Produsen Tempe di Aceh Timur Terpaksa Kurangi Ukuran

Produksi tempe di Kabupatrn Aceh Timur. (Metrotvnews.com/Fajri Fatmawati)

Produsen Tempe di Aceh Timur Terpaksa Kurangi Ukuran

Fajri Fatmawati • 15 April 2026 23:07

Aceh Timur: Kenaikan harga bahan baku akibat dampak konflik di Timur Tengah turut memicu lonjakan harga sejumlah komoditas, termasuk bahan produksi tempe di Kabupaten Aceh Timur. Kondisi ini memberatkan pelaku usaha kecil yang bergantung pada stabilitas harga untuk menjaga keberlanjutan produksi.

Salah satu usaha produksi tempe yang terdampak adalah Tempe Mawar Indah di Aceh Timur. Setiap hari, produsen ini tetap beroperasi untuk memenuhi kebutuhan masyarakat meskipun harus menghadapi kenaikan harga bahan baku.
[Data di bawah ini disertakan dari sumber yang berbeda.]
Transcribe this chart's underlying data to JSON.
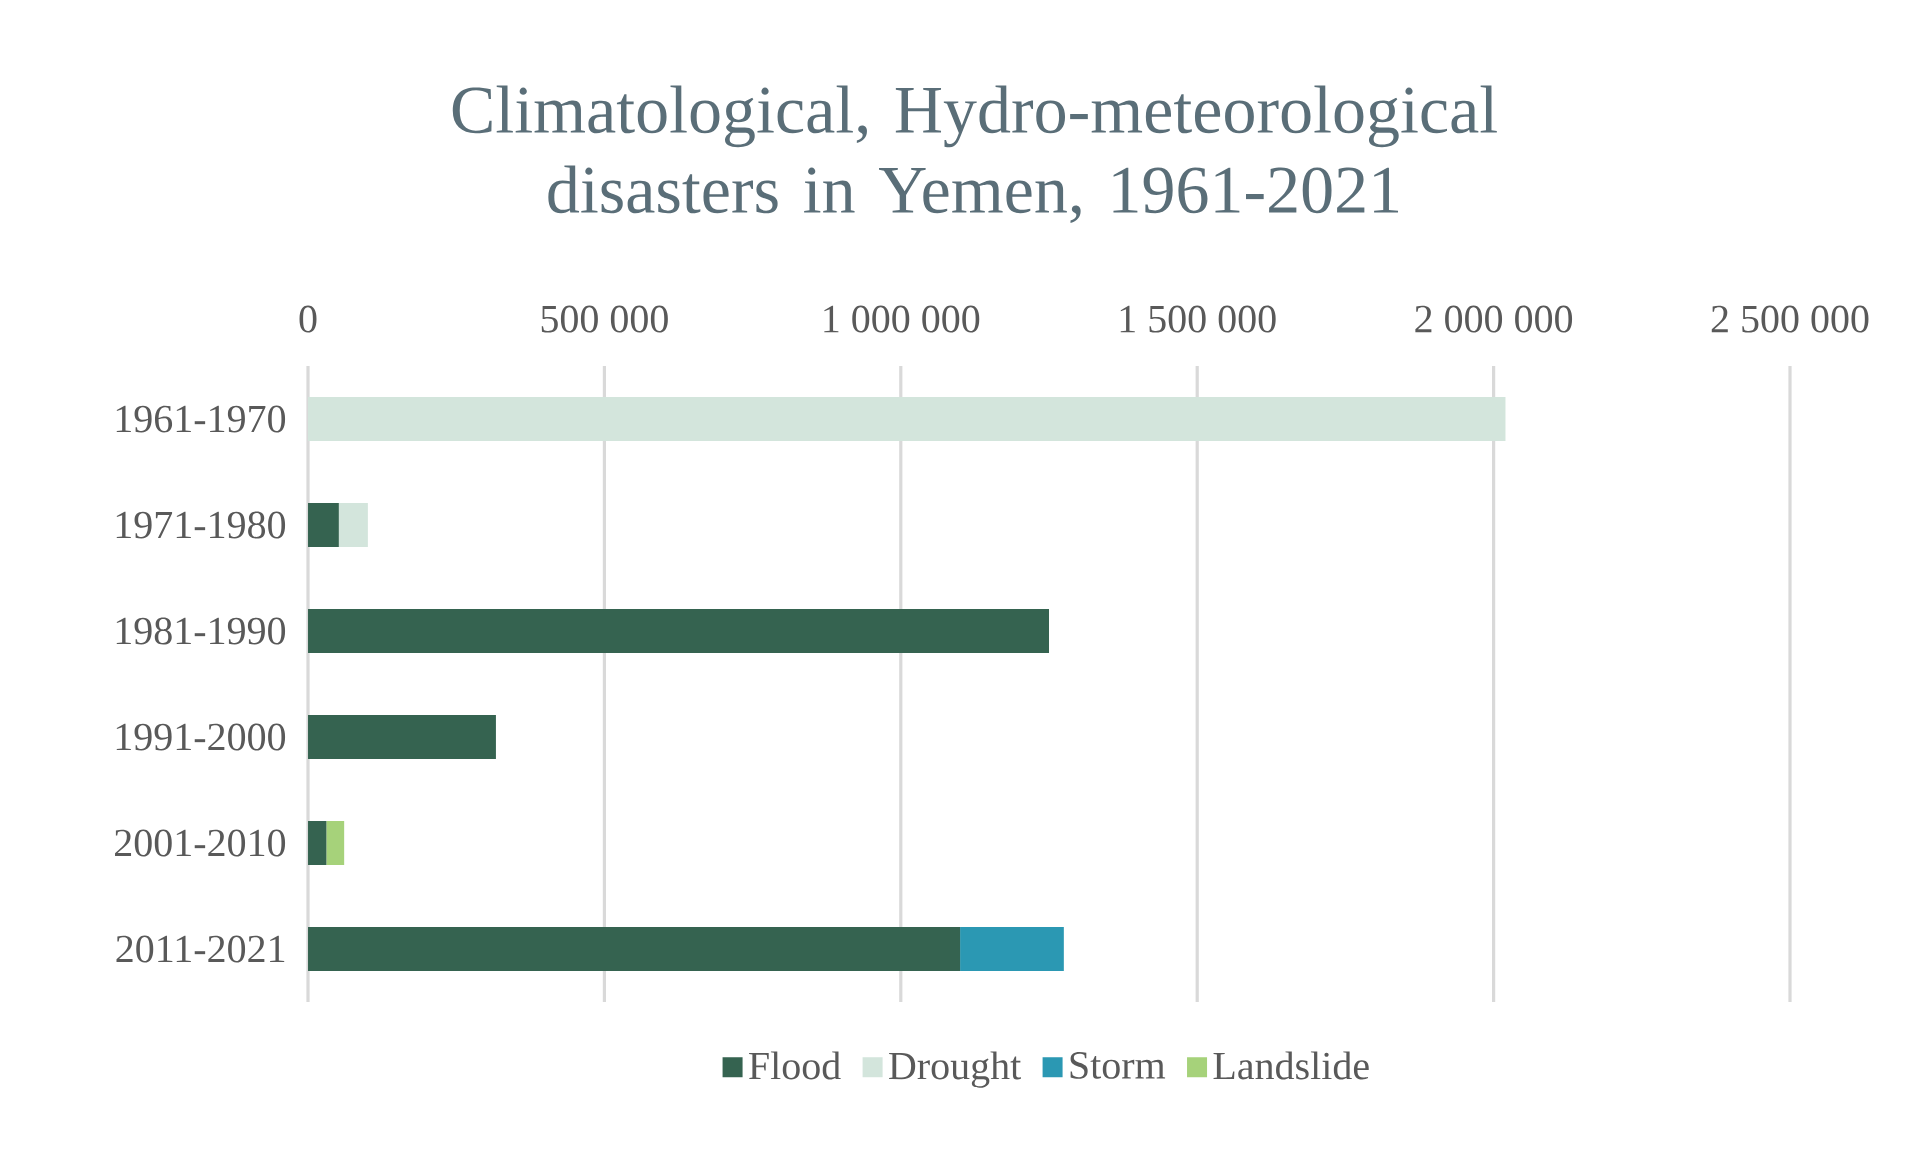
{
  "chart_data": {
    "type": "bar",
    "orientation": "horizontal",
    "stacked": true,
    "title": "Climatological, Hydro-meteorological disasters in Yemen, 1961-2021",
    "categories": [
      "1961-1970",
      "1971-1980",
      "1981-1990",
      "1991-2000",
      "2001-2010",
      "2011-2021"
    ],
    "series": [
      {
        "name": "Flood",
        "color": "#356350",
        "values": [
          0,
          52000,
          1250000,
          317000,
          31000,
          1100000
        ]
      },
      {
        "name": "Drought",
        "color": "#d3e5dc",
        "values": [
          2020000,
          49000,
          0,
          0,
          0,
          0
        ]
      },
      {
        "name": "Storm",
        "color": "#2b98b3",
        "values": [
          0,
          0,
          0,
          0,
          0,
          175000
        ]
      },
      {
        "name": "Landslide",
        "color": "#a6d27a",
        "values": [
          0,
          0,
          0,
          0,
          30000,
          0
        ]
      }
    ],
    "xlim": [
      0,
      2500000
    ],
    "xticks": [
      0,
      {
        "value": 500000,
        "label": "500 000"
      },
      {
        "value": 1000000,
        "label": "1 000 000"
      },
      {
        "value": 1500000,
        "label": "1 500 000"
      },
      {
        "value": 2000000,
        "label": "2 000 000"
      },
      {
        "value": 2500000,
        "label": "2 500 000"
      }
    ],
    "grid": "x",
    "legend": "bottom"
  }
}
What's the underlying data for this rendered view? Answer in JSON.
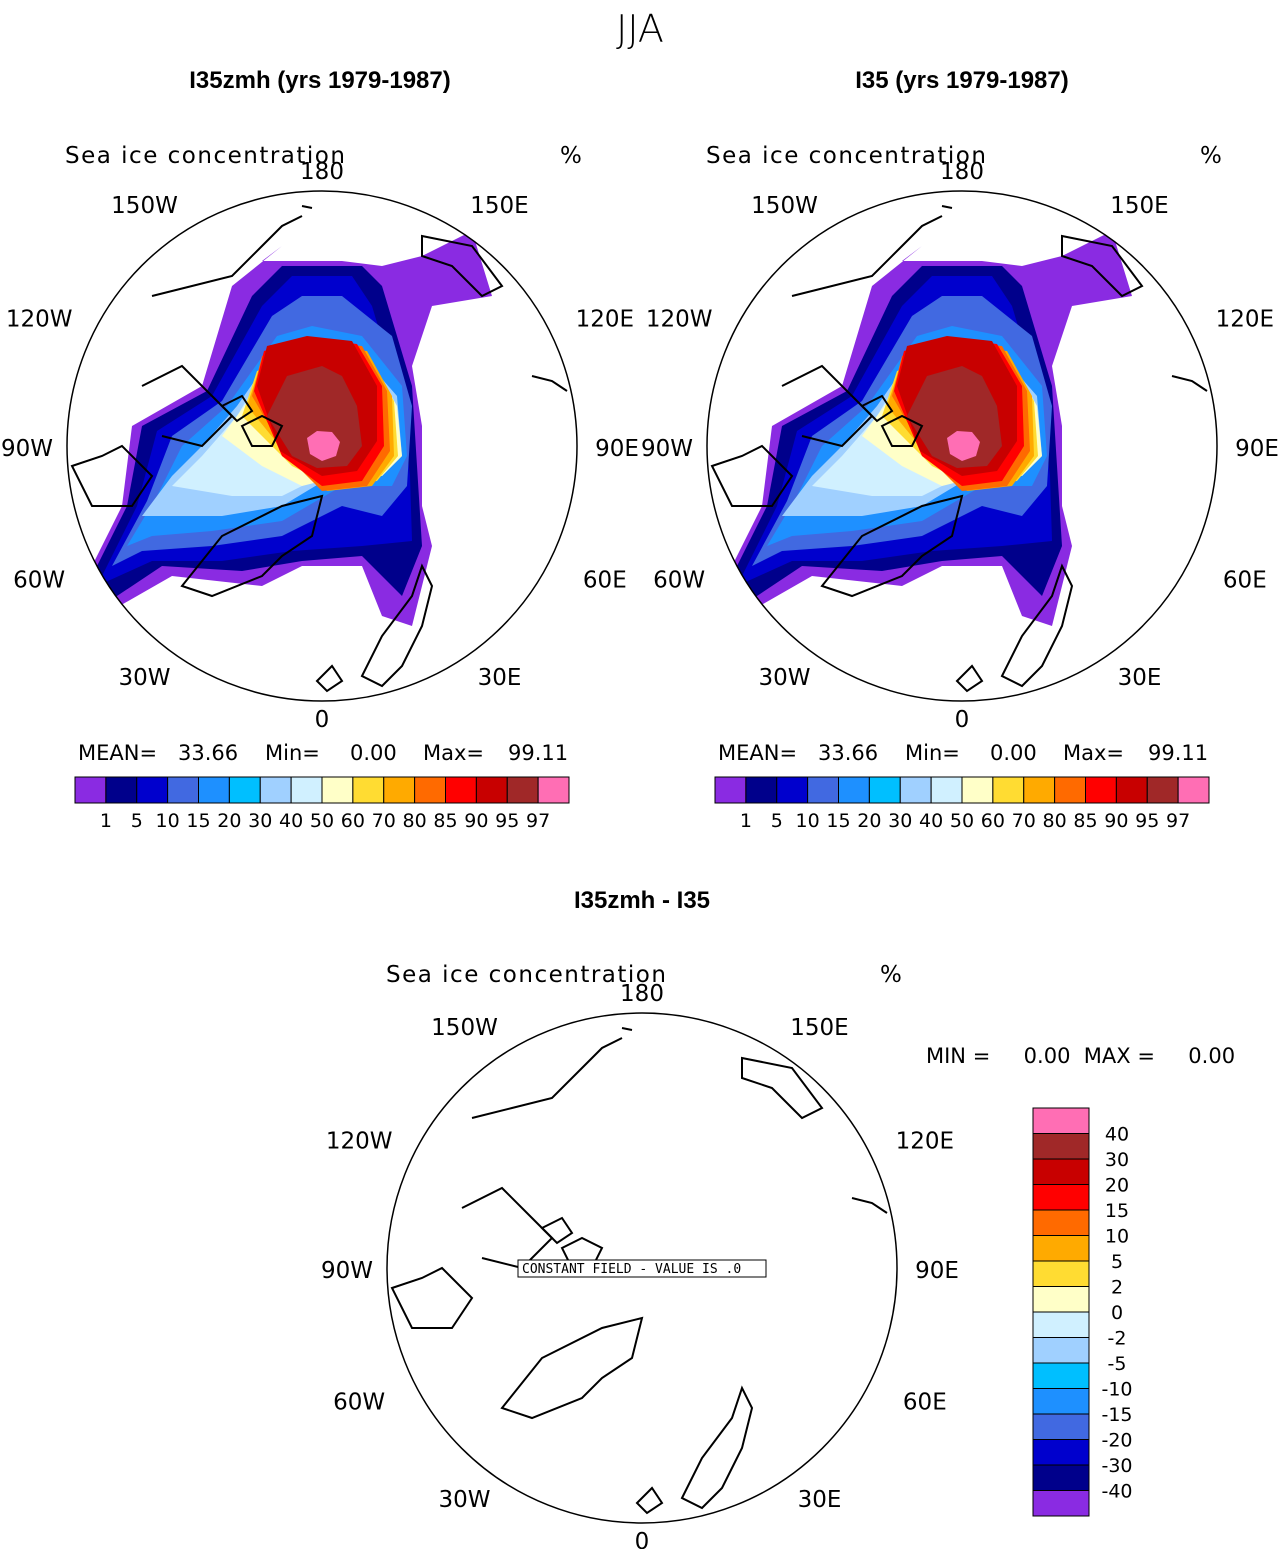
{
  "main_title": "JJA",
  "panels": [
    {
      "title": "I35zmh (yrs 1979-1987)",
      "variable": "Sea ice concentration",
      "units": "%",
      "stats": {
        "mean_label": "MEAN=",
        "mean": "33.66",
        "min_label": "Min=",
        "min": "0.00",
        "max_label": "Max=",
        "max": "99.11"
      }
    },
    {
      "title": "I35 (yrs 1979-1987)",
      "variable": "Sea ice concentration",
      "units": "%",
      "stats": {
        "mean_label": "MEAN=",
        "mean": "33.66",
        "min_label": "Min=",
        "min": "0.00",
        "max_label": "Max=",
        "max": "99.11"
      }
    },
    {
      "title": "I35zmh - I35",
      "variable": "Sea ice concentration",
      "units": "%",
      "stats_text": "MIN =     0.00  MAX =     0.00",
      "constant_field": "CONSTANT FIELD - VALUE IS .0"
    }
  ],
  "lon_labels": [
    "180",
    "150E",
    "120E",
    "90E",
    "60E",
    "30E",
    "0",
    "30W",
    "60W",
    "90W",
    "120W",
    "150W"
  ],
  "colorbar_top": {
    "colors": [
      "#8a2be2",
      "#00008b",
      "#0000cd",
      "#4169e1",
      "#1e90ff",
      "#00bfff",
      "#a0d0ff",
      "#d0f0ff",
      "#ffffc8",
      "#ffdc32",
      "#ffaa00",
      "#ff6a00",
      "#ff0000",
      "#c80000",
      "#a02828",
      "#ff6eb4"
    ],
    "ticks": [
      "1",
      "5",
      "10",
      "15",
      "20",
      "30",
      "40",
      "50",
      "60",
      "70",
      "80",
      "85",
      "90",
      "95",
      "97"
    ]
  },
  "colorbar_diff": {
    "colors": [
      "#8a2be2",
      "#00008b",
      "#0000cd",
      "#4169e1",
      "#1e90ff",
      "#00bfff",
      "#a0d0ff",
      "#d0f0ff",
      "#ffffc8",
      "#ffdc32",
      "#ffaa00",
      "#ff6a00",
      "#ff0000",
      "#c80000",
      "#a02828",
      "#ff6eb4"
    ],
    "ticks": [
      "-40",
      "-30",
      "-20",
      "-15",
      "-10",
      "-5",
      "-2",
      "0",
      "2",
      "5",
      "10",
      "15",
      "20",
      "30",
      "40"
    ]
  }
}
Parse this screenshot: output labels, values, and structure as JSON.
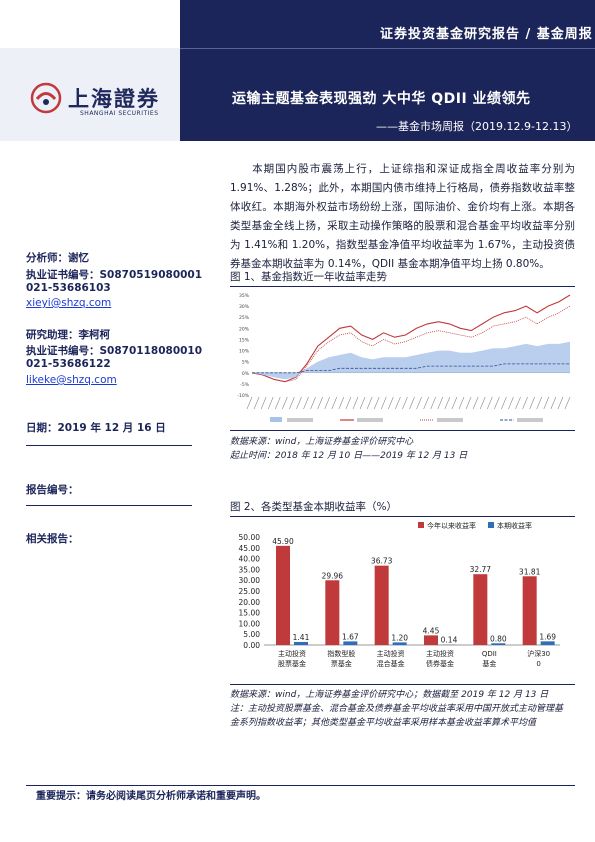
{
  "header": {
    "top_label": "证券投资基金研究报告 / 基金周报",
    "title": "运输主题基金表现强劲 大中华 QDII 业绩领先",
    "subtitle": "——基金市场周报（2019.12.9-12.13）",
    "logo_cn": "上海證券",
    "logo_en": "SHANGHAI SECURITIES"
  },
  "left": {
    "analyst": "分析师：谢忆",
    "analyst_cert": "执业证书编号：S0870519080001",
    "analyst_phone": "021-53686103",
    "analyst_email": "xieyi@shzq.com",
    "assistant": "研究助理：李柯柯",
    "assistant_cert": "执业证书编号：S0870118080010",
    "assistant_phone": "021-53686122",
    "assistant_email": "likeke@shzq.com",
    "date": "日期：2019 年 12 月 16 日",
    "report_no": "报告编号：",
    "related": "相关报告："
  },
  "summary": "本期国内股市震荡上行，上证综指和深证成指全周收益率分别为 1.91%、1.28%；此外，本期国内债市维持上行格局，债券指数收益率整体收红。本期海外权益市场纷纷上涨，国际油价、金价均有上涨。本期各类型基金全线上扬，采取主动操作策略的股票和混合基金平均收益率分别为 1.41%和 1.20%，指数型基金净值平均收益率为 1.67%，主动投资债券基金本期收益率为 0.14%，QDII 基金本期净值平均上扬 0.80%。",
  "fig1": {
    "title": "图 1、基金指数近一年收益率走势",
    "source": "数据来源：wind，上海证券基金评价研究中心",
    "period": "起止时间：2018 年 12 月 10 日——2019 年 12 月 13 日"
  },
  "fig2": {
    "title": "图 2、各类型基金本期收益率（%）",
    "source": "数据来源：wind，上海证券基金评价研究中心；数据截至 2019 年 12 月 13 日",
    "note1": "注：主动投资股票基金、混合基金及债券基金平均收益率采用中国开放式主动管理基",
    "note2": "金系列指数收益率；其他类型基金平均收益率采用样本基金收益率算术平均值"
  },
  "footer": "重要提示：请务必阅读尾页分析师承诺和重要声明。",
  "colors": {
    "navy": "#1c2559",
    "bar_red": "#c0393b",
    "bar_blue": "#2f6fb7",
    "area_blue": "#a9c2e8"
  },
  "chart_data": [
    {
      "type": "line",
      "title": "",
      "y_ticks": [
        "35%",
        "30%",
        "25%",
        "20%",
        "15%",
        "10%",
        "5%",
        "0%",
        "-5%",
        "-10%"
      ],
      "ylim": [
        -10,
        35
      ],
      "x_range": [
        "2018-12-10",
        "2019-12-13"
      ],
      "legend_position": "bottom",
      "series": [
        {
          "style": "solid-red",
          "values": [
            0,
            -1,
            -3,
            -4,
            -2,
            4,
            12,
            16,
            20,
            21,
            17,
            15,
            18,
            16,
            17,
            20,
            22,
            23,
            22,
            20,
            19,
            22,
            25,
            27,
            28,
            30,
            27,
            30,
            32,
            35
          ]
        },
        {
          "style": "dotted-red",
          "values": [
            0,
            -1,
            -3,
            -4,
            -3,
            3,
            10,
            14,
            17,
            18,
            14,
            12,
            15,
            13,
            14,
            16,
            18,
            19,
            18,
            17,
            16,
            18,
            21,
            22,
            23,
            25,
            22,
            25,
            27,
            30
          ]
        },
        {
          "style": "area-blue",
          "values": [
            0,
            -1,
            -2,
            -3,
            -2,
            2,
            5,
            7,
            8,
            9,
            7,
            6,
            7,
            7,
            7,
            8,
            9,
            10,
            10,
            9,
            9,
            10,
            11,
            11,
            12,
            13,
            12,
            13,
            13,
            14
          ]
        },
        {
          "style": "dashed-blue",
          "values": [
            0,
            0,
            0,
            0,
            0,
            1,
            1,
            1,
            2,
            2,
            2,
            2,
            2,
            2,
            2,
            2,
            3,
            3,
            3,
            3,
            3,
            3,
            3,
            4,
            4,
            4,
            4,
            4,
            4,
            4
          ]
        }
      ]
    },
    {
      "type": "bar",
      "title": "",
      "ylim": [
        0,
        50
      ],
      "y_ticks": [
        "50.00",
        "45.00",
        "40.00",
        "35.00",
        "30.00",
        "25.00",
        "20.00",
        "15.00",
        "10.00",
        "5.00",
        "0.00"
      ],
      "legend_position": "top-right",
      "categories": [
        "主动投资股票基金",
        "指数型股票基金",
        "主动投资混合基金",
        "主动投资债券基金",
        "QDII基金",
        "沪深300"
      ],
      "series": [
        {
          "name": "今年以来收益率",
          "values": [
            45.9,
            29.96,
            36.73,
            4.45,
            32.77,
            31.81
          ]
        },
        {
          "name": "本期收益率",
          "values": [
            1.41,
            1.67,
            1.2,
            0.14,
            0.8,
            1.69
          ]
        }
      ]
    }
  ]
}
Pemilik usaha Tempe Mawar Indah, Tgk. Padil, mengatakan bahwa dalam satu bulan terakhir harga bahan baku mengalami kenaikan signifikan. 

“Sejak satu bulan terakhir, sejumlah bahan baku untuk pembuatan tempe di Aceh Timur mengalami kenaikan harga,” kata Padil, Rabu, 15 April 2026.

Ia menjelaskan, harga kedelai saat ini tidak stabil. Jika sebelumnya kedelai dibeli dengan harga Rp500 ribu per karung, kini naik menjadi Rp550 ribu per karung. Kenaikan tersebut berdampak langsung terhadap biaya produksi.
Selain kedelai, harga plastik sebagai bahan pembungkus tempe juga mengalami lonjakan. 

"Dulu harga plastik Rp40 ribu per kilogram, sekarang naik menjadi Rp59 ribu per kilogram,” ujar Padil.

Produksi tempe di Kabupatrn Aceh Timur. (Metrotvnews.com/Fajri Fatmawati)

Meski biaya produksi meningkat, harga jual tempe tidak mengalami perubahan. Namun, produsen terpaksa memperkecil ukuran untuk menjaga keuntungan.

Tempe ukuran kecil masih dijual seharga Rp1.500 per bungkus, sedangkan ukuran besar dijual Rp4.500 per bungkus. Kondisi ini turut berdampak pada penurunan penjualan. Padil berharap pemerintah dapat mengambil langkah untuk menstabilkan harga bahan baku. 

“Saya berharap kepada pemerintah agar dapat menstabilkan harga bahan baku tempe. Jika harga turun, maka ukuran tempe yang dijual akan kembali seperti semula,” ujar dia.